Diverses manières de voir sont possibles à ce sujet. L’une d’elles est basée sur l’analogie des rayons du radium avec les rayons cathodiques. Jusqu’ici, on a toujours trouvé que, partout où il y a de l’électricité, il y a de la matière ; les rayons cathodiques sont chargés d’électricité, cela porte à croire qu’ils sont matériels. Dans la théorie de Crookes, les rayons cathodiques sont une projection de matière électrisée venant de la cathode ; c’est la « matière radiante » de Crookes. L’expérience a montré que la vitesse des rayons cathodiques est très grande, elle n’est que trois fois plus faible que celle de la lumière. J.-J. Thomson a montré que si l’on considère les rayons cathodiques comme des particules matérielles électrisées, ces particules transportent à poids égal 1 000 fois plus d’électricité que ne le fait l’hydrogène mis en liberté par électrolyse. J.-J. Thomson en a conclu que chacune des particules a une masse 1 000 fois encore plus faible qu’un atome d’hydrogène. Ce ne seraient donc même plus les atomes libres de la chimie, mais des sous-atomes bien plus petits encore, et animés de vitesses prodigieuses. De même que dans un tube à vide ces particules s’échappent de la cathode, de même le radium en enverrait dans l’espace d’une façon continue. La matière radioactive serait donc de la matière où règne un état de mouvement intérieur violent, de la matière en train de se disloquer. S’il en est ainsi, le radium doit perdre constamment de son poids. Mais la petitesse des particules est telle que bien que la charge électrique envoyée dans l’espace soit facile à constater, la masse correspondante doit être absolument insignifiante ; on trouve par le calcul qu’il faudrait des millions d’années pour que le radium perde un équivalent en milligrammes de son poids. La vérification est impossible à faire.

La théorie matérialiste de la radioactivité est très­ séduisante. Elle explique bien les phénomènes de la radioactivité. Cependant, en adoptant cette théorie, il faut nous résoudre à admettre que la matière radioactive n’est pas à un état chimique ordinaire ; les atomes n’y sont pas constitués à l’état stable, puisque des particules plus petites que l’atome sont rayonnées.

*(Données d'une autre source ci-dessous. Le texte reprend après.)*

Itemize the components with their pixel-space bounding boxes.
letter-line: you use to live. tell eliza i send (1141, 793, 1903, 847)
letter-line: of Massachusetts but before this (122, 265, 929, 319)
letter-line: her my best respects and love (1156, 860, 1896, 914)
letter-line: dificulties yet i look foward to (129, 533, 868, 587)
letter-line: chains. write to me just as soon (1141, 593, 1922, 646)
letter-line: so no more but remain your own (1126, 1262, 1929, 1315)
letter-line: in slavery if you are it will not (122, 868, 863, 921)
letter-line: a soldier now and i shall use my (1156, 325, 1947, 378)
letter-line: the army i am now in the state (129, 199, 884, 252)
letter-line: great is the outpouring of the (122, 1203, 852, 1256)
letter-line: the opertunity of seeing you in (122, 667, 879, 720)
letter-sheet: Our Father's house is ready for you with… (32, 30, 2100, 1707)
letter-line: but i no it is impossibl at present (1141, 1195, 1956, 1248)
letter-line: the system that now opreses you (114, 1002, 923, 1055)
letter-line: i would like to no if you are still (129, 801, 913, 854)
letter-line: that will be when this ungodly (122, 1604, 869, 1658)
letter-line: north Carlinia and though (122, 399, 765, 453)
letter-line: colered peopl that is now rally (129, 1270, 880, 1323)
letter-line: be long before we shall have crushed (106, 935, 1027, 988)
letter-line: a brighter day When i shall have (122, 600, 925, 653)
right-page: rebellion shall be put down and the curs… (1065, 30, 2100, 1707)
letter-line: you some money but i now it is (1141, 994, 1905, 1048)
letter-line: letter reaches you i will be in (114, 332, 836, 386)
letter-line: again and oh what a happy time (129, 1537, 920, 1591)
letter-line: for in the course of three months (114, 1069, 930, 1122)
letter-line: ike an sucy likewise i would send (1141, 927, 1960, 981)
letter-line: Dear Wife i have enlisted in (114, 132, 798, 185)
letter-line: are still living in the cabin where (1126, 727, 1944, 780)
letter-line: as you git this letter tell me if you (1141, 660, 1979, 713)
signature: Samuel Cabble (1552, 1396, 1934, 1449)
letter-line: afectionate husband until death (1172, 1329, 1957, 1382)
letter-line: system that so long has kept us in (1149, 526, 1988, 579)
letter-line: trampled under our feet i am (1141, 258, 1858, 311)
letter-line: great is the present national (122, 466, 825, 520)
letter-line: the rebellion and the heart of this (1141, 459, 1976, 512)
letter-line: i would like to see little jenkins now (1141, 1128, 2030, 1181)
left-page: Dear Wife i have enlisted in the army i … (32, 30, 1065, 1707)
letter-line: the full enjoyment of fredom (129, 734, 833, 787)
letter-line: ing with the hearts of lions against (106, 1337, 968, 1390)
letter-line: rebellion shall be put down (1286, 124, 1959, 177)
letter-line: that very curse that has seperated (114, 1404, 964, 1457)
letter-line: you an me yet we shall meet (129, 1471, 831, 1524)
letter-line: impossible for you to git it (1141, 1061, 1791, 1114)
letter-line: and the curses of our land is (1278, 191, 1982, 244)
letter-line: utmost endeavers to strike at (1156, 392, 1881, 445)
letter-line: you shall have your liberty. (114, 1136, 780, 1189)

L’atome, indivisible au point de vue chimique, est divisible ici, et les sous-atomes sont en mouvement. La matière radioactive éprouve donc une transformation chimique qui est la source de l’énergie rayonnée ; mais ce n’est point une transformation chimique ordinaire, car les transformations chimiques ordinaires laissent l’atome invariable. Dans la matière radioactive, s’il y a quelque chose qui se modifie, c’est forcément l’atome, puisque c’est à l’atome qu’est attachée la radioactivité.